Roderik tenta de percer la jeune femme, mais n'y parvenait pas.
Pourtant, il savait s'y prendre pour percer à jour les gens, les analyser...
— Comment avez-vous fait pour me retrouver aussi vite ?
Sa question le ramena à la réalité, il passa devant son bureau et prit place en face d'elle.
— Mademoiselle Lynnshe les hommes riches trouvent avec aisance ce qu'ils veulent.
Elle rougit une fois de plus.
— Et pour la vraie Elise Marshall ?
Roderik tapota son pouce sur l'accoudoir et sourit.
— Elle n'a pas eu l'accueil qu'elle espérait.
— Oh mon dieu, j'ai gâché son travail. Dit-elle en se passant une main sur le front.
— Rassurez-vous elle aura son interview...un jour prochain.
Elle ne buvait pas son thé...
— Votre thé va refroidir.
Elle leva la tasse et but une gorgée sous son regard satisfait.
Sa bouche remua lentement, sa petite gorge avait dégluti à plusieurs reprises.
Maintenant qu'elle portait un vêtement moins ample, il pouvait distinguer ses belles formes. Elle était fine élancée, à travers l'épais coton de sa robe, il devina une belle poitrine.
Il se fustigea intérieurement.
— Parlez-moi de vos parents. Dit-il subitement.
— Et bien ma mère habite à New-York et mon père est partit quand j'avais cinq ans.
Roderik réprima son dégoût et se leva pour marcher un peu.
— Des frères ? Des sœurs ?
— Fille unique.
Roderik s'arrêta devant la baie vitrée et se demandait à présent pourquoi il voulait à tout prix connaître sa vie.
Ce n'était pas bien et le comprit bien trop tard.
— Bien je vais vous laissez monsieur Graïyos.
Il se retourna alors qu'elle se levait en récupérant son sac.
— Si vite ?
Elle venait de le prendre de court. Devait-il en rester là et ne plus revoir cette jeune fille ? Il n'était pas pour elle et ce n'était pas le style de femme qu'il avait l'habitude de fréquenter. Il les mettait en garde, il s'assurait qu'elles ne ressentent rien pour lui, les multitudes de caractères sombres dont il était doté ne s'étaient jamais éveillés en leur présence. Il était le maître incontesté quand il s'agissait de mettre une femme à ses pieds.
Mais celle qui se tenait ici en face de lui et qui s'empêtrait avec son propre sac à main le fascinait.
Et c'était mal...
— Oui je dois vraiment partir avant que Savana ne s'inquiète.
Roderik fronça des sourcils et s'avança pour mettre fin à son supplice.
Il lui prit le poignet, elle eut un mouvement de recul et releva ses beaux yeux vairons.
Il démêla sa lanière et la posa sur son épaule.
— Vous êtes sûre ? Pas d'autres photos à prendre ?
Il relâcha son poignet.
— Certaine monsieur Graïyos merci pour votre aide.

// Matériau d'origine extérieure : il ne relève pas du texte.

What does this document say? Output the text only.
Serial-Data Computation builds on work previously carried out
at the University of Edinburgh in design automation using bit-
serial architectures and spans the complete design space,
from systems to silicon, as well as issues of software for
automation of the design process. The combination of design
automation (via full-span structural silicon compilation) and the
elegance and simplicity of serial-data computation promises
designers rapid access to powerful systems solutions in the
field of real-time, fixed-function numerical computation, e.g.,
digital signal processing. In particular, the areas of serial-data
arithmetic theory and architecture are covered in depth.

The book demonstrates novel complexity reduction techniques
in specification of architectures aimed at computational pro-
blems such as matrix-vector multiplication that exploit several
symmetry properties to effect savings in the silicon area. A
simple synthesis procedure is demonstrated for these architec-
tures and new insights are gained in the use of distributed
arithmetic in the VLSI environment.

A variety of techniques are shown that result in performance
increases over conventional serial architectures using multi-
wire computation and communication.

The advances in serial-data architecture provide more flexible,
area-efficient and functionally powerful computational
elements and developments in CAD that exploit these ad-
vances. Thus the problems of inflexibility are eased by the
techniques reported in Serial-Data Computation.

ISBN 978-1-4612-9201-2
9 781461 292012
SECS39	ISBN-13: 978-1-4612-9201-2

Il hocha de la tête en signe de reddition.
C'était mieux ainsi.
— Laissez-moi vous raccompagner.
Grace se laissa guider en direction de la sortie en savourant les derniers moments avec lui.
Elle se rappelait des paroles de Savana.
" Sais-tu combien de femmes rêveraient d'être à place ? "

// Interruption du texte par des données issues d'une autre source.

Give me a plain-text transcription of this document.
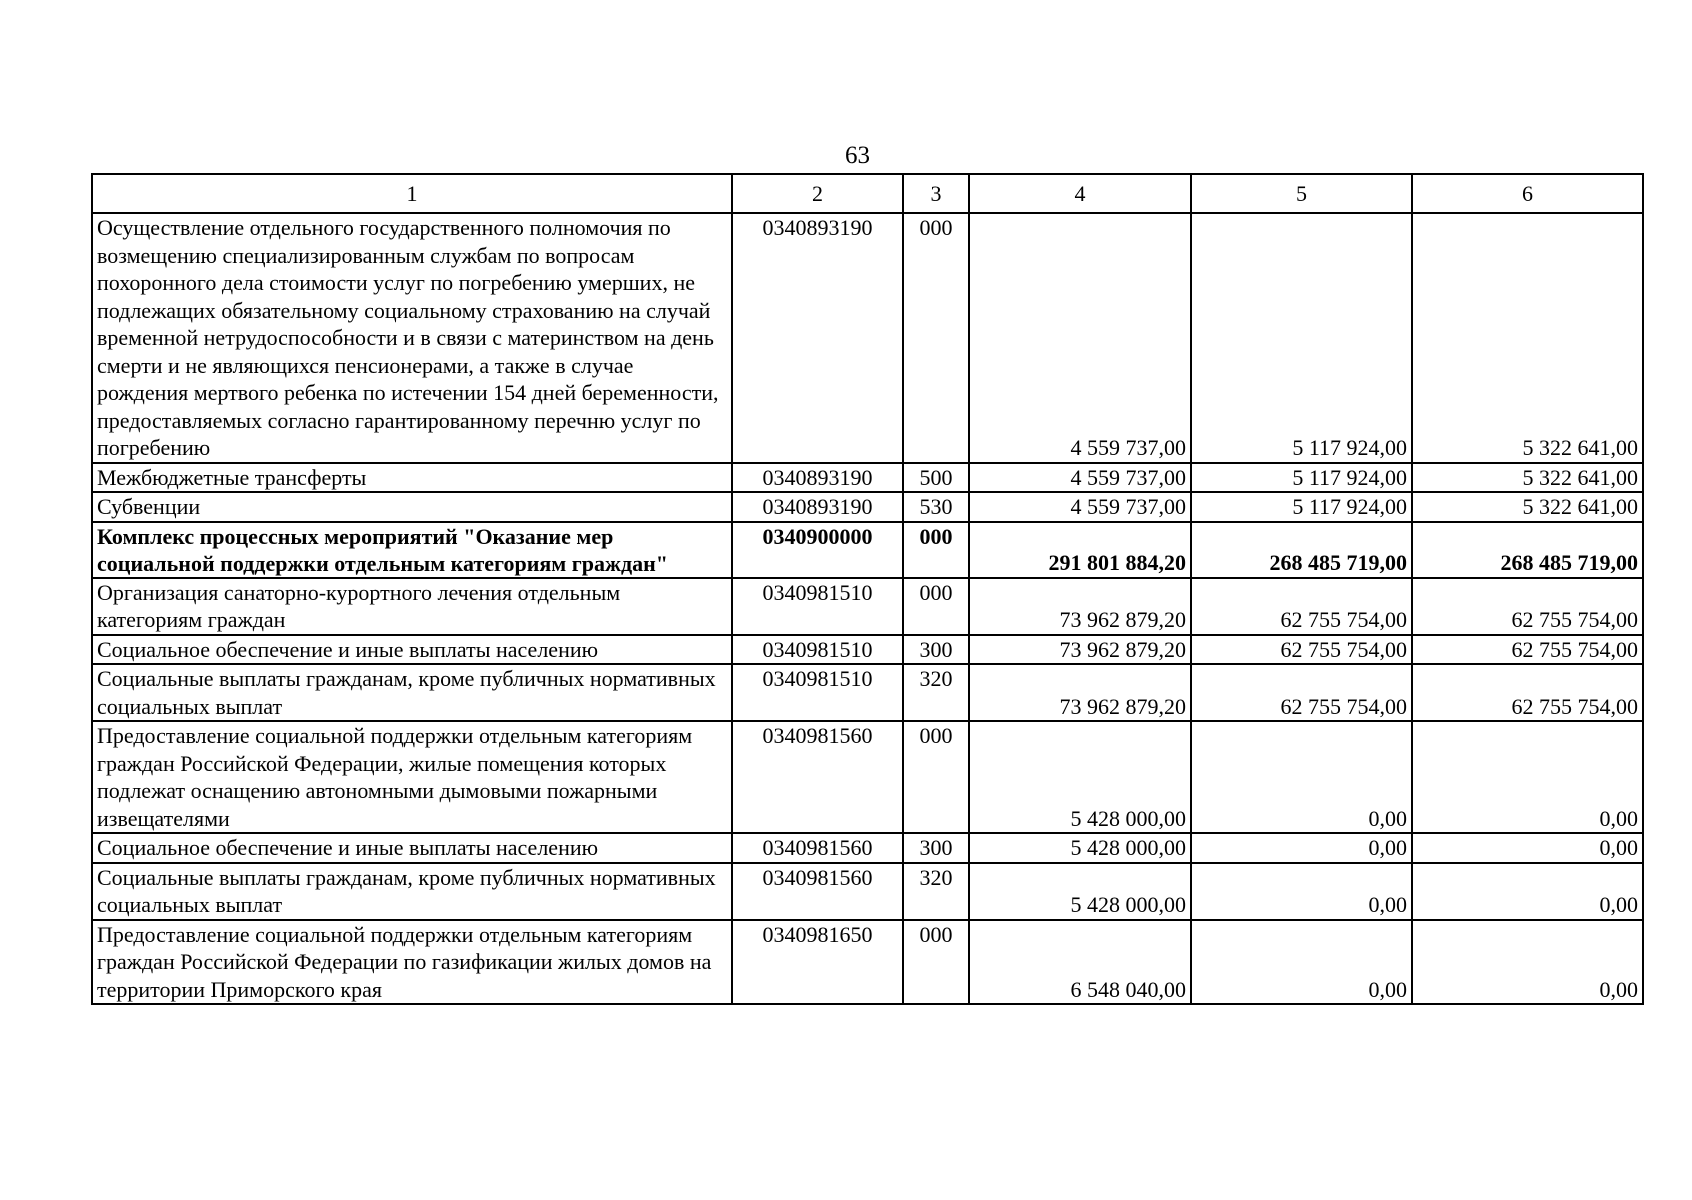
63
1	2	3	4	5	6
Осуществление отдельного государственного полномочия по возмещению специализированным службам по вопросам похоронного дела стоимости услуг по погребению умерших, не подлежащих обязательному социальному страхованию на случай временной нетрудоспособности и в связи с материнством на день смерти и не являющихся пенсионерами, а также в случае рождения мертвого ребенка по истечении 154 дней беременности, предоставляемых согласно гарантированному перечню услуг по погребению	0340893190	000	4 559 737,00	5 117 924,00	5 322 641,00
Межбюджетные трансферты	0340893190	500	4 559 737,00	5 117 924,00	5 322 641,00
Субвенции	0340893190	530	4 559 737,00	5 117 924,00	5 322 641,00
Комплекс процессных мероприятий "Оказание мер социальной поддержки отдельным категориям граждан"	0340900000	000	291 801 884,20	268 485 719,00	268 485 719,00
Организация санаторно-курортного лечения отдельным категориям граждан	0340981510	000	73 962 879,20	62 755 754,00	62 755 754,00
Социальное обеспечение и иные выплаты населению	0340981510	300	73 962 879,20	62 755 754,00	62 755 754,00
Социальные выплаты гражданам, кроме публичных нормативных социальных выплат	0340981510	320	73 962 879,20	62 755 754,00	62 755 754,00
Предоставление социальной поддержки отдельным категориям граждан Российской Федерации, жилые помещения которых подлежат оснащению автономными дымовыми пожарными извещателями	0340981560	000	5 428 000,00	0,00	0,00
Социальное обеспечение и иные выплаты населению	0340981560	300	5 428 000,00	0,00	0,00
Социальные выплаты гражданам, кроме публичных нормативных социальных выплат	0340981560	320	5 428 000,00	0,00	0,00
Предоставление социальной поддержки отдельным категориям граждан Российской Федерации по газификации жилых домов на территории Приморского края	0340981650	000	6 548 040,00	0,00	0,00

Un jour, elle se vanterait d'avoir rencontré cet homme ténébreux et mystérieux...elle en était persuadée.
Cette rencontre aussi terrifiante que troublante restera à jamais dans sa mémoire.
— Vous n'avez rien laissé dans le salon privé ?
— Non, rien monsieur.
Elle sentit les doigts de ce dernier se crisper contre son dos. Un frisson parcourut son épine dorsale.
— Bien....Murmura-t-il.
Elle se retourna pour rencontrer ses yeux noirs.
Il paraissait contrarié, agacé et en colère.
— Au revoir mademoiselle Lynnshe. Déclara-t-il d'une voix profonde.
Il ne lui laissa pas le temps de répondre et se retourna pour disparaître à grandes enjambées.
Grace avait imaginé une autre fin pour cette rencontre. Elle pénétra dans l'ascenseur avec un goût amer dans la bouche.
C'est comme s'il avait été pressé de la quitter. Grace décida d'oublier très rapidement cette rencontre...le principal c'était d'avoir cette fichue photo.